Monday, Nov. 03, 1947

Inconstant Pole

The U.S. Air Force announced last week, after a year's reconnaissance in the Arctic, that it had discovered two new magnetic north poles. That brought the total to four (including magnetic and true poles).

The old magnetic pole of the geography books, the U.S.A.F. added, had moved from Canada's bleak Somerset Island, where it had last been reported (TIME, Nov. 4, 1946), over 100 miles to Prince of Wales Island. The two newcomers, both "local poles," turned up on Bathurst Island and Boothia Peninsula; and the whole magnetic field, the U.S.A.F. said, is contained in one big ellipse (see map).

The Air Force admitted that the discoveries would not make much difference to navigation or to scientific theories. For reasons of security, the Air Force refused to pinpoint the new poles.

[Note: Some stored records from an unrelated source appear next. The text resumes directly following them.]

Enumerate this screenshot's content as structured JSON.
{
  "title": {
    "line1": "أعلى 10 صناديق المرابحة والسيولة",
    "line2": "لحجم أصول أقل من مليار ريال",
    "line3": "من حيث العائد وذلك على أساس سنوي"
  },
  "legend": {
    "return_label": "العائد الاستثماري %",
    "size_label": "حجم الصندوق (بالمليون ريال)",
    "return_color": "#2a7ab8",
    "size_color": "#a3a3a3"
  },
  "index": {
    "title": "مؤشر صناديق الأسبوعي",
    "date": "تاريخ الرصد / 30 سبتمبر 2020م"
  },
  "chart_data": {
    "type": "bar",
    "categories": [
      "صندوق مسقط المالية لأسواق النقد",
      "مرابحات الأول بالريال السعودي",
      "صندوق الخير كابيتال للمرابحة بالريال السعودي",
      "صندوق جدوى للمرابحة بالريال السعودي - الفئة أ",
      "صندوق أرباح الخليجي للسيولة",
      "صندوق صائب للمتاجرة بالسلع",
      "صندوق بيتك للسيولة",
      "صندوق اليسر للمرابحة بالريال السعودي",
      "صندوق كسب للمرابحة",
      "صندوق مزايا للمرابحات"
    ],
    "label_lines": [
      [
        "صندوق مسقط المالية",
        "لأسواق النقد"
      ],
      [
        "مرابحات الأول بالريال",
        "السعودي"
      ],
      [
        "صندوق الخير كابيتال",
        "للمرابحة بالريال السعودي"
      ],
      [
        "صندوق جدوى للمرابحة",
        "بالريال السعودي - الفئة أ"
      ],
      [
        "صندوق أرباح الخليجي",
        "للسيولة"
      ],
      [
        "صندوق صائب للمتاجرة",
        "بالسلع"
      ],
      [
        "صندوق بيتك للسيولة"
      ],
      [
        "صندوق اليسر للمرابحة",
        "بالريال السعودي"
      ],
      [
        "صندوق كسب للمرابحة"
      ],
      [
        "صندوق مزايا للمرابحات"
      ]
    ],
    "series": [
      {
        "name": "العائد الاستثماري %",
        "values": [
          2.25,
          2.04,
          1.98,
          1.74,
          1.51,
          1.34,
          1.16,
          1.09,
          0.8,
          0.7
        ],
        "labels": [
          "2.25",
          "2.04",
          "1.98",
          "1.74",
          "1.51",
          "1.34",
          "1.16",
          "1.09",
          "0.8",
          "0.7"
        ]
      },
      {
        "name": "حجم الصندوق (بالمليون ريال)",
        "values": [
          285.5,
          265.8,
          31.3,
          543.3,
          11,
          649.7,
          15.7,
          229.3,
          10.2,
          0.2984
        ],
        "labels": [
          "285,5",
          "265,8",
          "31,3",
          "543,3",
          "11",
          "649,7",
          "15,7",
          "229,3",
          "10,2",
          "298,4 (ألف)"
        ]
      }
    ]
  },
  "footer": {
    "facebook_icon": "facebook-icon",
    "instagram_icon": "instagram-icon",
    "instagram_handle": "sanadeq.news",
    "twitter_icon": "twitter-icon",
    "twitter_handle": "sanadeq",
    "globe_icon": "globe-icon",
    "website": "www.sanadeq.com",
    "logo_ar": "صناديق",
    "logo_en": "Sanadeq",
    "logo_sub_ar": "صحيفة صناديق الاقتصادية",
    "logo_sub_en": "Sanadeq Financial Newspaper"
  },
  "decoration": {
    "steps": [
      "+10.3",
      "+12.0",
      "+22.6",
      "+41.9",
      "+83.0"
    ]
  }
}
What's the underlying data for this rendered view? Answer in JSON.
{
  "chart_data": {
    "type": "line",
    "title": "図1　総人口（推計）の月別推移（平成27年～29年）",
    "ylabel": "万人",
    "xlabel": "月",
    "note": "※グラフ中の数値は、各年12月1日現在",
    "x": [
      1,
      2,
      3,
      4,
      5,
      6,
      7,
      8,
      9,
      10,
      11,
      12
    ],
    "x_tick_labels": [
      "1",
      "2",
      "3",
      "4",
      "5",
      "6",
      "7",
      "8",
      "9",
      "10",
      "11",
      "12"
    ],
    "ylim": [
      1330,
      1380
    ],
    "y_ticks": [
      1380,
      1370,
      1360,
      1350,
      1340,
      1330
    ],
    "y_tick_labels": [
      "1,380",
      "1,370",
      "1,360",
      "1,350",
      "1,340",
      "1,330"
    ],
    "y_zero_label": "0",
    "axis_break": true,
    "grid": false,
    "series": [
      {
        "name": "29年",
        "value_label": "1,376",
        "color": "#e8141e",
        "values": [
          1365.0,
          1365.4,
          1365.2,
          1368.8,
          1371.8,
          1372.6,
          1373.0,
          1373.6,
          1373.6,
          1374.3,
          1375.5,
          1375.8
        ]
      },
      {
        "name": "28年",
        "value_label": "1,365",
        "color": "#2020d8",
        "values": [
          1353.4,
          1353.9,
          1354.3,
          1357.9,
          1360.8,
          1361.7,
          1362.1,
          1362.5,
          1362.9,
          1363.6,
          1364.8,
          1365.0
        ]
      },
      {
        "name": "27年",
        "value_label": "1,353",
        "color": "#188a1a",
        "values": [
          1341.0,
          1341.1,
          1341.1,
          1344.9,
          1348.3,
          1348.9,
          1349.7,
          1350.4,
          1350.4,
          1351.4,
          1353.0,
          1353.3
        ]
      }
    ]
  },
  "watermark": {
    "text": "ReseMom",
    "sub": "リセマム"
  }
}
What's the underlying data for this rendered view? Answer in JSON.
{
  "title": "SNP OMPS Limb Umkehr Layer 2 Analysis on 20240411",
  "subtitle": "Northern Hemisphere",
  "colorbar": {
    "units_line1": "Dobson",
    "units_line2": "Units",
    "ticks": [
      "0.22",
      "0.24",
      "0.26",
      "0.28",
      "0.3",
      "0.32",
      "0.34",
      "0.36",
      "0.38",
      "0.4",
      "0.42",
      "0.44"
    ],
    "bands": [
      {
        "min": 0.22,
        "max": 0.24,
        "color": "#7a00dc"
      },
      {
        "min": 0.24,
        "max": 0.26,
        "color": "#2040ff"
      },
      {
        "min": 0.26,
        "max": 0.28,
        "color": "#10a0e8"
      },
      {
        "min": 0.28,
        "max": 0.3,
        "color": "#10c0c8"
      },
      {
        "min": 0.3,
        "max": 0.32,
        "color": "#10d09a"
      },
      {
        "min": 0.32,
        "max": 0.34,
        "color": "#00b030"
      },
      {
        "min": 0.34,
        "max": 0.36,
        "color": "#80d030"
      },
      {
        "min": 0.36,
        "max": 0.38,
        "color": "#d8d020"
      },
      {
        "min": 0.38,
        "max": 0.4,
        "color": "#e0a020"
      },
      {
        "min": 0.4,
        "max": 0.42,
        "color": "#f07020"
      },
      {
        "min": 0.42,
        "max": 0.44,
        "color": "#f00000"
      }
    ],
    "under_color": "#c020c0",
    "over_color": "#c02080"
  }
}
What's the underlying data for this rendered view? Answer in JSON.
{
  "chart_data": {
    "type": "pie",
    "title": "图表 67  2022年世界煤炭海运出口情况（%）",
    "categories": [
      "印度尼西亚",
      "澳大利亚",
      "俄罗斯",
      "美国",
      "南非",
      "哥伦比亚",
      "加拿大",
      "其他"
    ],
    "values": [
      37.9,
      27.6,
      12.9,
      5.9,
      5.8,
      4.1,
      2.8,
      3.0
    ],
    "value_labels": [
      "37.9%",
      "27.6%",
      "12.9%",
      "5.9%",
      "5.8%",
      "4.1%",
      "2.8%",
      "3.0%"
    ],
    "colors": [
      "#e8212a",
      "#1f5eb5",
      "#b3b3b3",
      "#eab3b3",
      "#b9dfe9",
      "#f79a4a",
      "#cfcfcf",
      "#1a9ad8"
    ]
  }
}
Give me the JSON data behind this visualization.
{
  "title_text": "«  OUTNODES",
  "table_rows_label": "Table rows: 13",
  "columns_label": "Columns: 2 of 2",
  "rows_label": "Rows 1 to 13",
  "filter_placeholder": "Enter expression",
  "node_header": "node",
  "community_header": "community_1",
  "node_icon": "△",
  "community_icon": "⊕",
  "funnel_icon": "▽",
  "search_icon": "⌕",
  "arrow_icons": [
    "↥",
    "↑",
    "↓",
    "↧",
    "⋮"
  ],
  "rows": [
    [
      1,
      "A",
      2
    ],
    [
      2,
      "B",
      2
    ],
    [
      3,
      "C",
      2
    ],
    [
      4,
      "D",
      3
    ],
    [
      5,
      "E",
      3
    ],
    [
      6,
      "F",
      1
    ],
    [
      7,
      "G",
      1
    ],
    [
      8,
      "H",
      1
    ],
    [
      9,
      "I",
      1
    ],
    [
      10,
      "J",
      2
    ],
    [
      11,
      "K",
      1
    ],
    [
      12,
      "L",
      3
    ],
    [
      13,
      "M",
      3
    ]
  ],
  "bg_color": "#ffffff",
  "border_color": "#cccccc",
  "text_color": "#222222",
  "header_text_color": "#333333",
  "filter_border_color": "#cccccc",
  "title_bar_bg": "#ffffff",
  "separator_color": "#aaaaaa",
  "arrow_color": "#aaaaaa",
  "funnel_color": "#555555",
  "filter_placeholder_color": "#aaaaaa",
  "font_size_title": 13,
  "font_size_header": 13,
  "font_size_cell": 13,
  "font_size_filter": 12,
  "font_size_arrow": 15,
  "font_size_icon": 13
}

In Ottawa, the R.C.A.F., which had helped the U.S. expedition, received the news calmly. The Canadians have been doing a little mapping on their own, will soon announce the location of their own magnetic pole (just one) on Prince of Wales Island. The magnetic pole, according to the R.C.A.F., moves around quite a bit* --about 80 miles a day, usually (but not always) in an east-west direction--and at better-than-union hours: from 9 a.m. to 4 p.m.

Since magnetic readings in the vicinity of the pole are believed to vary widely at different altitudes, and since all U.S. data was obtained from planes, the Canadians have a hunch that the three U.S. poles are really just one fast-stepping pole. Quipped one R.C.A.F. bigwig: "The Americans are always at least two better than we are."

* Scientists have long suspected the magnetic pole of shiftiness. Ever since Sir James Ross first located (or thought he located) it in 1832, the pole has been rediscovered periodically, usually in a new spot. As recently as last year crewmen of the Army's Hawaii-to-Egypt polar plane, Pacusan Dreamboat, found it at some distance from its old habitat on Boothia Peninsula.